Privatizações e senso comum: é preciso qualificar o debate

Fernando Amorim 1

O ideário neoliberal tem como pressuposto que o Estado é um empecilho ao desenvolvimento pleno do mercado. Desde os anos oitenta o mundo vem sistematicamente revisitando essas ideias, com altos e baixos do ponto de vista do convencimento dos 99%. Por aqui não é muito diferente, e ainda que na última década e meia o poder das urnas tenha rechaçado essa concepção simplista de mundo, não adiantou. Eles deram um jeito de impor suas crenças. Em termos práticos, argumenta-se um teórico esgotamento do Estado nacional-desenvolvimentista, uma abjeta “eficiência privada” e encontra na questão fiscal o álibi para a imposição da solução de sempre: privatizações!!

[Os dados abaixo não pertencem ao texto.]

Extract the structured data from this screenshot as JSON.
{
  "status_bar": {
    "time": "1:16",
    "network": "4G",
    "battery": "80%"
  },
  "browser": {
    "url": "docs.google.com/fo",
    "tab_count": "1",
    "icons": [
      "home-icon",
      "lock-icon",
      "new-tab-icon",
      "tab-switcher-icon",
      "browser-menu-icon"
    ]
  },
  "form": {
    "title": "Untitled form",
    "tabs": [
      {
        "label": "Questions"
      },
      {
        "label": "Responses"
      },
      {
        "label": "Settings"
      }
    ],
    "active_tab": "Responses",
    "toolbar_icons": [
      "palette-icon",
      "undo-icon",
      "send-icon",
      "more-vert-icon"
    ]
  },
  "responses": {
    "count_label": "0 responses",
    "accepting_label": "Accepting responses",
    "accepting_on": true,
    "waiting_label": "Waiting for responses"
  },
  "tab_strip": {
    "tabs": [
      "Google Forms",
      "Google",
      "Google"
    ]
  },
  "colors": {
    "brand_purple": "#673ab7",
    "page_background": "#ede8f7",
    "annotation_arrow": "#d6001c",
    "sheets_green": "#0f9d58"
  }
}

O Programa de Parcerias de Investimento (PPI), lançado pelo Governo Federal ainda na interinidade é uma clara demonstração da captura do Estado pelos interesses privados (nacionais e internacionais). O amplo pacote de privatizações em setores estratégicos (petróleo e setor elétrico) e em serviços essenciais a vida (água e saneamento) vem ganhando materialização numa velocidade impressionante, sem discussão aprofundada e nem o crivo da população.

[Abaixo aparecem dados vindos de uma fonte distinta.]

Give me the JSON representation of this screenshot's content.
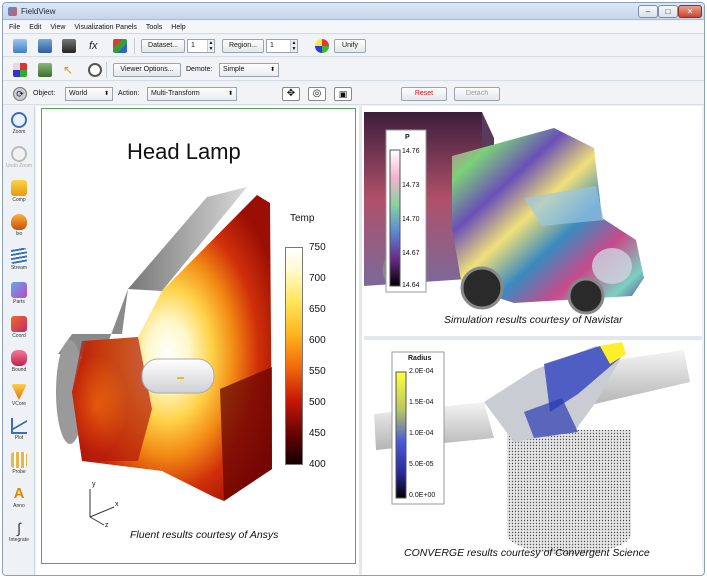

Longe de uma mera demonização do mercado, é imprescindível que se discuta a importância de algumas estatais na própria sociedade capitalista, se sobrepondo a alegada baixa produtividade ou a índices de corrupção. No longo prazo tais empresas são essenciais para um crescimento sustentável, como a própria estrutura dos países desenvolvidos nos mostra. Muitos bens públicos como recursos naturais, infraestrutura e mesmo na dinâmica do financiamento (bancos e fundos de desenvolvimento) possuem lógica que foge da dinâmica dos lucros curto-prazista prevalecentes no mercado privado. Em economias modernas, os investimentos de longo prazo não ficam restritos apenas aos elementos basilares da economia tendo na capacidade de planejamento do Estado um fator central. Ademais, muitas estatais possibilitam estabilizar a economia e diminuir os impactos adjacentes às crises cíclicas do sistema.

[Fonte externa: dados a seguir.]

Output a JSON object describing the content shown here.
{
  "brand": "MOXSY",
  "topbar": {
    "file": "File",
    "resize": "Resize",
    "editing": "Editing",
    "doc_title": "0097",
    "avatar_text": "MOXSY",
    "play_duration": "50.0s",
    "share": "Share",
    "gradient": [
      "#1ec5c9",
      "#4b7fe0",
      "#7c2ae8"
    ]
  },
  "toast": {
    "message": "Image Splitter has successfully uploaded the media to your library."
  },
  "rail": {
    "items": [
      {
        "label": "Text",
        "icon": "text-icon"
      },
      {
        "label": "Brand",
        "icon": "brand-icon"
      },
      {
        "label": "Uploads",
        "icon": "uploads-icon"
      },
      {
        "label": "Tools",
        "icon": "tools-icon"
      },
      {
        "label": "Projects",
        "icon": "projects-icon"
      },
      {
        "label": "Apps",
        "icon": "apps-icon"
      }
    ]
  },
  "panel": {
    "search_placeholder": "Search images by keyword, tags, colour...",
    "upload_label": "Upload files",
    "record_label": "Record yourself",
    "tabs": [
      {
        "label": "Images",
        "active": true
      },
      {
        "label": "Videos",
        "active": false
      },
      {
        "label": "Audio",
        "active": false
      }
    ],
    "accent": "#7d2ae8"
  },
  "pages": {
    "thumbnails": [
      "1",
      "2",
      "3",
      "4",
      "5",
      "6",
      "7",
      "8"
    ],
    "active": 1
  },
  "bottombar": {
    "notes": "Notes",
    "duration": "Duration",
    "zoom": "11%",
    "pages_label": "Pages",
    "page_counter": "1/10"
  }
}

Do ponto de vista meramente fiscal, por exemplo, há também argumentos suficientes para iniciar a discussão. Primeiramente, basta verificar que na década de 1990, ao contrário da expectativa do governo, as desestatizações mostraram-se instrumentos incapazes de solver a crise fiscal. A partir de 1995, a despeito da estabilização da moeda, a intensificação dos processos de privatização não reduziu o endividamento público, pelo contrário, entre 1995 e 2003, a dívida líquida do setor público saiu de 27,98% do PIB para 52,36% - tendo como agravante os baixos valores de alienação das empresas.
Com o fortalecimento e a reorganização das empresas estatais ainda não privatizadas no período 2003-2014, é inegável a contribuição efetiva para o incremento no volume de investimentos. Neste período, o lucro líquido de todas as estatais cresceu, em média, 6,4% por ano, segundo dados do Tesouro Nacional. Colaboraram também para o aumento na arrecadação de tributos e encargos fiscais das cadeias produtivas associadas a essas estatais contribuindo para o equilíbrio fiscal e situação macroeconômica do Brasil. Soma-se a isso, o incremento da rentabilidade, do patrimônio líquido e nível de emprego dessas empresas. Por fim, pode-se ressaltar o papel fundamental dos bancos estatais na expansão do crédito e em nichos onde o mercado não tem interesse.
Na discussão sobre eficiência, partindo de pesquisa e desenvolvimento à indústria de transformação, passando por transporte, energia, financeiras e de comunicação, estas empresas somavam cerca de R$ 500 bilhões em patrimônio em 2016 . Os investimentos chegaram a R$ 56,5 bilhões, sendo que 97% destes foram realizados por Petrobrás (85%), o grupo Eletrobrás (7%) e o setor financeiro bancário (4%). Quando comparamos com o total de dividendos pagos no país, somente as estatais federais representam cerca de 35% do total. São números nada desprezíveis e que são propositalmente “esquecidos” no debate atual.
Em suma, a decisão do Estado deve obedecer ao interesse coletivo e uma empresa ou agência estatal, embora deva sempre perseguir a maior eficiência possível (e não há razão intrínseca alguma para não fazê-lo), não deve pautar-se apenas pelo critério dos maiores retornos financeiros. Determinada empresa sob controle estatal pode atuar completamente alinhada com os interesses estratégicos nacionais provendo determinado bem a preços competitivos ao conjunto dos agentes econômicos. Há exemplos de governos que estabelecem contratos de gestão com suas empresas estatais em que se definem metas rigorosas a serem atingidas e em que há controle social estrito para evitar a malversação dos recursos. É possível pensar uma forma de governança corporativa que diminua acentuadamente os problemas relacionados à corrupção e à apropriação indevida por interesses privados. O que não se pode é espoliar bens da coletividade sem qualquer discussão técnica e política mais qualificada.

1 Economista, Mestre em Economia Política Internacional e Técnico do Dieese/SEEB RJ.
2 GOBBETTI, 2008.
3 Segundo dados da Secretaria de Coordenação e Governança das Empresas Estatais (SEST).